Denver di pepite ne ha avute, a partire da English e Vandeweghe, due fenomeni che portarono nel 1984-85 i Nuggets verso la finale di Conference, poi persa contro i Lakers con un sonoro 4-1. Da quel giorno lontano nel tempo, fino al 1991 con Mutombo, poi diventato grande con un’altra franchigia, i Nuggets non sono riusciti a trovare per sette anni un giocatore all’altezza di quei due ragazzi che fecero accarezzare il sogno di diventare Campioni all’intera città, così come neanche il giovanissimo e fortissimo centro dello Zaire non riuscì a fare.

Negli anni seguenti tanti campioni approdarono nella città ‘of the Plains‘, da Carmelo Anthony a Billups, passando per Allen Iverson e Ty Lawson, bissando addirittura nel 2008 lo stesso traguardo del 1984, quella final di Conference che si è conclusa con lo stesso risultato di 24 anni prima, contro la stessa squadra che li aveva eliminati allora, i Lakers.

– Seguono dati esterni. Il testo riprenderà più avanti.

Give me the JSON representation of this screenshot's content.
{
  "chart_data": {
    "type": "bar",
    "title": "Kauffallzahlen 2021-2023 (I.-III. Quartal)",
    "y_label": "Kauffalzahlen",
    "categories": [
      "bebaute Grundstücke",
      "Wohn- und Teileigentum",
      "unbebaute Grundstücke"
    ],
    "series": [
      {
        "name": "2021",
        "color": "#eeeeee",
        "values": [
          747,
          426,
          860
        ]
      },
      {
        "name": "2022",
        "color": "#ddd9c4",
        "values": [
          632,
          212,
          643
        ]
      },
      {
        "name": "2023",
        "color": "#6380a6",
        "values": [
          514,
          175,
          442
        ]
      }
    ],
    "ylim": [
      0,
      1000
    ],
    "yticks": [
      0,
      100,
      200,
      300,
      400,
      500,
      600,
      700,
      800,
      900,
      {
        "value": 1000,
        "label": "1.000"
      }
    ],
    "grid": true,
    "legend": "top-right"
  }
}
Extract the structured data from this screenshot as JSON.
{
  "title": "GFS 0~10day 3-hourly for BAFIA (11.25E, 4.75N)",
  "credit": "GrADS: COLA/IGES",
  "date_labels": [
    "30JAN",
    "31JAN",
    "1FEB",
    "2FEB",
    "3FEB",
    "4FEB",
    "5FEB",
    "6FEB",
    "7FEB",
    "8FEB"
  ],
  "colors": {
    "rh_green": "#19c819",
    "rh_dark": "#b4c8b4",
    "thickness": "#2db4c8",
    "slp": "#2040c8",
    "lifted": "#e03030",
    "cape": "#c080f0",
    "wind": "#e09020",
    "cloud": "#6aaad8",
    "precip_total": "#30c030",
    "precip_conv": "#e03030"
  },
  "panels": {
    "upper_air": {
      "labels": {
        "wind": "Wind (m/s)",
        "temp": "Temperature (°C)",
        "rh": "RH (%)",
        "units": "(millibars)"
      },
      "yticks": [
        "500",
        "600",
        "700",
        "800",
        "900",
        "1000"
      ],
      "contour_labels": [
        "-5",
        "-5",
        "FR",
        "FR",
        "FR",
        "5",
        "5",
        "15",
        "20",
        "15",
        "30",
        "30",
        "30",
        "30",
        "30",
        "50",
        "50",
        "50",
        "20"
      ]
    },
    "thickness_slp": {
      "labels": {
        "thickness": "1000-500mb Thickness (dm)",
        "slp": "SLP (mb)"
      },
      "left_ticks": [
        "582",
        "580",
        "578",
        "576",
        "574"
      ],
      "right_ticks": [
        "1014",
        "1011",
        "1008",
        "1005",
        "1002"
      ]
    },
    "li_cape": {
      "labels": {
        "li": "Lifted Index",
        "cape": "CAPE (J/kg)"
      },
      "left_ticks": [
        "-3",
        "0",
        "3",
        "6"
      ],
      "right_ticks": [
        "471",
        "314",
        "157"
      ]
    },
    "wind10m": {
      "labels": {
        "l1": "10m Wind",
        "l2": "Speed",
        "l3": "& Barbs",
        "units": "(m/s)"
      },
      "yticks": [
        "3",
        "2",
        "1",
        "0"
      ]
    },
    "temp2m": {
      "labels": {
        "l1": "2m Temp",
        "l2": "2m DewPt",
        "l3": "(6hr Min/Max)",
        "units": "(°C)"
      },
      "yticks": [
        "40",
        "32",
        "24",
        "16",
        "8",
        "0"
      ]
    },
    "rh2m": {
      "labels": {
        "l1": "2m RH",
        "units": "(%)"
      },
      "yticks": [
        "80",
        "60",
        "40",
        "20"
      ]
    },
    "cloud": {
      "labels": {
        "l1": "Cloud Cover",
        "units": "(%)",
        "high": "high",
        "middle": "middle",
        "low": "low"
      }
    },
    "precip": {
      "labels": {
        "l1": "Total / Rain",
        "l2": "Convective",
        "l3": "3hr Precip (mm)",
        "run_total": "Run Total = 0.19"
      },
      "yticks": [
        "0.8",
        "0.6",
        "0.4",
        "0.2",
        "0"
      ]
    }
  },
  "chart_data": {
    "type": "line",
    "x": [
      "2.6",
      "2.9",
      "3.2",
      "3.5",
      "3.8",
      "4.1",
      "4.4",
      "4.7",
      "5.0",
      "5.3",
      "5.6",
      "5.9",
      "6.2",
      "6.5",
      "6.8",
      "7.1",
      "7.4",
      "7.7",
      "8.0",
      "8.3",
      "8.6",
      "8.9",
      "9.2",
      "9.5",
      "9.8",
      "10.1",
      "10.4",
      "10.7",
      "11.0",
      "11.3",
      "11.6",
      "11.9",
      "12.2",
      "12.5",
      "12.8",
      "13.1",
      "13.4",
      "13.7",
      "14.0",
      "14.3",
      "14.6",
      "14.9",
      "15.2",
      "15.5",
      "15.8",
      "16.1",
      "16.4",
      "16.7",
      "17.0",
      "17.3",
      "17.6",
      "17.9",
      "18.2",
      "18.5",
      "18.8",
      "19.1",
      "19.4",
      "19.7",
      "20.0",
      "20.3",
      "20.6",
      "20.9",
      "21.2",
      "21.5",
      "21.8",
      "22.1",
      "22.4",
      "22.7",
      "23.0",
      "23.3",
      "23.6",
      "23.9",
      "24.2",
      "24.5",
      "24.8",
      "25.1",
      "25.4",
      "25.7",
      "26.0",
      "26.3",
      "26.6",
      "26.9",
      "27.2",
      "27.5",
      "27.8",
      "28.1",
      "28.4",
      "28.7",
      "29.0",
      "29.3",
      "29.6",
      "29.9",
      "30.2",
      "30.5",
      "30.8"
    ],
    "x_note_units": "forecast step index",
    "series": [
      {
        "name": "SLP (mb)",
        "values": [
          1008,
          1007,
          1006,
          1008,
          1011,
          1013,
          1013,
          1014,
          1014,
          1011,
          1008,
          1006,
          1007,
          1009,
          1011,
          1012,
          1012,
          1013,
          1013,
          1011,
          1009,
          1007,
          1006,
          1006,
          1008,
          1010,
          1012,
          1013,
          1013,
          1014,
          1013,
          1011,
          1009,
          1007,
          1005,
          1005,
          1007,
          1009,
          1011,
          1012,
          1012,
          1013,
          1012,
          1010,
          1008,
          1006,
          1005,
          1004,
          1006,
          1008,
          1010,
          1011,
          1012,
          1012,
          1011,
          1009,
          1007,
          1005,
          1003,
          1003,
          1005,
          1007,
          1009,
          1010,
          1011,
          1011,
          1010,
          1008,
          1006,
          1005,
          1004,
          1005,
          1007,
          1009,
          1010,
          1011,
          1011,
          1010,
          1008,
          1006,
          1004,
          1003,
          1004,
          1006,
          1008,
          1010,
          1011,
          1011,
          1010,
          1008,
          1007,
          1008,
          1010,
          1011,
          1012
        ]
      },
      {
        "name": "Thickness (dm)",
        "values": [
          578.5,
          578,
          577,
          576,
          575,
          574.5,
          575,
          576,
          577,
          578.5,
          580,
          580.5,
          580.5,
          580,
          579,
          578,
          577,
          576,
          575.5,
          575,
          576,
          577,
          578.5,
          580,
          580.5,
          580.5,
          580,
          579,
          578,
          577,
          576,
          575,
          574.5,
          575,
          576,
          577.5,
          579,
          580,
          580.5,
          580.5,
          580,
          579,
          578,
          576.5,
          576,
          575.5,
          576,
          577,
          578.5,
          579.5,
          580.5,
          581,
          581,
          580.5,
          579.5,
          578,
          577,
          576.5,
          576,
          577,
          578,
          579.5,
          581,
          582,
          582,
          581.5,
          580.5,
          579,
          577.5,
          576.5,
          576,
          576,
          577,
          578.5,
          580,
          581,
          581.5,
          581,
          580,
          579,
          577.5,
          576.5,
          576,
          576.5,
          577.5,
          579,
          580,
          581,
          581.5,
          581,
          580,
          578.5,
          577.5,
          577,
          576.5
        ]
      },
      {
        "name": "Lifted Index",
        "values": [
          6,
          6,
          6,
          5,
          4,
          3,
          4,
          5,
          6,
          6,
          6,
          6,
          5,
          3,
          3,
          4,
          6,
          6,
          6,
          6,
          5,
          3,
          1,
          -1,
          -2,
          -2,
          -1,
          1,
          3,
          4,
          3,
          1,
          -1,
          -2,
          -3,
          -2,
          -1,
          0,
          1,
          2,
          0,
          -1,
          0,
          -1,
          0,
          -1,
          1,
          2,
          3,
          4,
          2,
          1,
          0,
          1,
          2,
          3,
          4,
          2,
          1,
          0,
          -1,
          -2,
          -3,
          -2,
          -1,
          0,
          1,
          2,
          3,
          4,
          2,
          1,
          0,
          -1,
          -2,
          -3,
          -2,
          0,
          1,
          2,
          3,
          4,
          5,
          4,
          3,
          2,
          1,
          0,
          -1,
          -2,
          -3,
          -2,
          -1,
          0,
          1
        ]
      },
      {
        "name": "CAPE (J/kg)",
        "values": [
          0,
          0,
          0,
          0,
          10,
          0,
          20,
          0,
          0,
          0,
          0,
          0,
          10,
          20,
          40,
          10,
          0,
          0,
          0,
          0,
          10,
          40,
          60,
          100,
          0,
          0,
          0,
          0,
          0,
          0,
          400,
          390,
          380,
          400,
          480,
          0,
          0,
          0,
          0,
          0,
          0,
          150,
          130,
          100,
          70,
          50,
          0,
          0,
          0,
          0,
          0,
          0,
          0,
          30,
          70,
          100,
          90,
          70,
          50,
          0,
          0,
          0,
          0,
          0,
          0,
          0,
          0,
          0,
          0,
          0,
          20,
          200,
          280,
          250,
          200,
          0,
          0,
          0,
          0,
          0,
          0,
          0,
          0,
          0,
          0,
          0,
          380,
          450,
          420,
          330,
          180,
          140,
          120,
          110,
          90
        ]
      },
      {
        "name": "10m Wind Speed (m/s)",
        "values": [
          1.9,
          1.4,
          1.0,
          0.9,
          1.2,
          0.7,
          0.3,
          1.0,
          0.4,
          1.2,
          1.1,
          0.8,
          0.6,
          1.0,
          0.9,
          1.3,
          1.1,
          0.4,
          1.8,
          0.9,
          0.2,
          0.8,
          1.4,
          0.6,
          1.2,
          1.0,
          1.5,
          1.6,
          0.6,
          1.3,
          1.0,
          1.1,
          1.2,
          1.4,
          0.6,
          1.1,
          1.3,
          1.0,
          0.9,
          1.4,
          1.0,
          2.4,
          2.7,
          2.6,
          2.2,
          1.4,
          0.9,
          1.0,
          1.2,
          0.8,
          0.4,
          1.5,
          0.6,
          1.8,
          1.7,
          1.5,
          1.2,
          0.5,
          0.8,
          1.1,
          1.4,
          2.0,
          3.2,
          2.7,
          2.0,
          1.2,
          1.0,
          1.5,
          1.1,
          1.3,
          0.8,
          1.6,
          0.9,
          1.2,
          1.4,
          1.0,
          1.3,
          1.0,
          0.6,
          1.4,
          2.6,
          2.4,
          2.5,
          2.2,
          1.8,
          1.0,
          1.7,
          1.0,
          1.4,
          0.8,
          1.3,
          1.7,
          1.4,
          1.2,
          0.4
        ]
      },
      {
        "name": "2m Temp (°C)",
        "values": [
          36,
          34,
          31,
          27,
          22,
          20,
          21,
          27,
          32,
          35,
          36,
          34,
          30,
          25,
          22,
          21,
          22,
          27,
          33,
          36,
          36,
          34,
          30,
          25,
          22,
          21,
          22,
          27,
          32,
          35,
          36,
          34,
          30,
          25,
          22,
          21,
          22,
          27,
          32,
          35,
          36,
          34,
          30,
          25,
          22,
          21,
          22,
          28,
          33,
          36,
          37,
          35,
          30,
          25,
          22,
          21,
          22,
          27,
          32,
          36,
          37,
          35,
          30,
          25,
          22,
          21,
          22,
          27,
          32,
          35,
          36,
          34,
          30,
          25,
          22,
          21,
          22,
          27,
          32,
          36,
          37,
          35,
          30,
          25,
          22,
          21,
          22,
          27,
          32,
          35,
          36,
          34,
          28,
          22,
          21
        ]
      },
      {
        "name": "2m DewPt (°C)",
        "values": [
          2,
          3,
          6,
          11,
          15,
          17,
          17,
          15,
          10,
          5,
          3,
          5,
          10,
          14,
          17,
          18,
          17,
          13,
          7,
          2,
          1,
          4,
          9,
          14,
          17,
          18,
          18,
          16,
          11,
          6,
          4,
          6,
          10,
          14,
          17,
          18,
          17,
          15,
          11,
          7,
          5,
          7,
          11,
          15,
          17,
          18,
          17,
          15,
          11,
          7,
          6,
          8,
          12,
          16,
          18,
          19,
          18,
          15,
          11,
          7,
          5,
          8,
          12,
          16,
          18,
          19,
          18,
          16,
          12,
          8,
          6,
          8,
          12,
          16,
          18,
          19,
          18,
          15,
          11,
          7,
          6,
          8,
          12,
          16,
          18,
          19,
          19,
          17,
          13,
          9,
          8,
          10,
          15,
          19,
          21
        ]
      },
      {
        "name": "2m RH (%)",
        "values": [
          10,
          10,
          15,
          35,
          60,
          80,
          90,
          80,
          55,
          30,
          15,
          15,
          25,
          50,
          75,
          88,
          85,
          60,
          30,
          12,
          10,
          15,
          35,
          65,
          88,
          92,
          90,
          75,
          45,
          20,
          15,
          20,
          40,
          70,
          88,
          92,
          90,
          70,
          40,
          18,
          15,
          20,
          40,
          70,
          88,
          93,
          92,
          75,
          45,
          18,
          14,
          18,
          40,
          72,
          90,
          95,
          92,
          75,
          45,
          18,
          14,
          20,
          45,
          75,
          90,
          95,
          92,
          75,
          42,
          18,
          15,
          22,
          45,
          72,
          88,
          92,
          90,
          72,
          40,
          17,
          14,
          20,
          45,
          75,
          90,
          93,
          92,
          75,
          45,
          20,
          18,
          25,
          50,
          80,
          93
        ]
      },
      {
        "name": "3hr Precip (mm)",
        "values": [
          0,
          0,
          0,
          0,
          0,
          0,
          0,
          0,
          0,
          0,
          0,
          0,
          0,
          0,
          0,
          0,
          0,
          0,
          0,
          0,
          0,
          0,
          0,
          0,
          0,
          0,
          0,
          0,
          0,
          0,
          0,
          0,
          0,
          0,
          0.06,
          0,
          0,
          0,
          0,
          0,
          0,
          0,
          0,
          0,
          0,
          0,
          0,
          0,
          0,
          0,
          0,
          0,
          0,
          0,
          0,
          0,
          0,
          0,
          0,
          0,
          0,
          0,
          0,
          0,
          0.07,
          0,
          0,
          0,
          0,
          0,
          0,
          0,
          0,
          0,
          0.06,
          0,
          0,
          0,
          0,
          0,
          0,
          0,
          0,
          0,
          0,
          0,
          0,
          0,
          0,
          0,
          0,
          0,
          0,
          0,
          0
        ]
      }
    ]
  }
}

Adesso, dopo anni di purgatorio in cui non si capiva cosa fossero diventati i giocatori del Colorado, il roster sembra aver trovato un minimo di stabilità, con il ‘Gallo‘ che sarà il punto di riferimento dopo stagioni passate a combattere contro infortuni destabilizzanti, sia fisicamente che psicologicamente. Dovrà prendere il piccone per primo e cominciare a scavare nel fianco di una classifica NBA ultimamente troppo severa con il talento che la squadra possiede tra le sue linee, decisamente vogliose di riscatto.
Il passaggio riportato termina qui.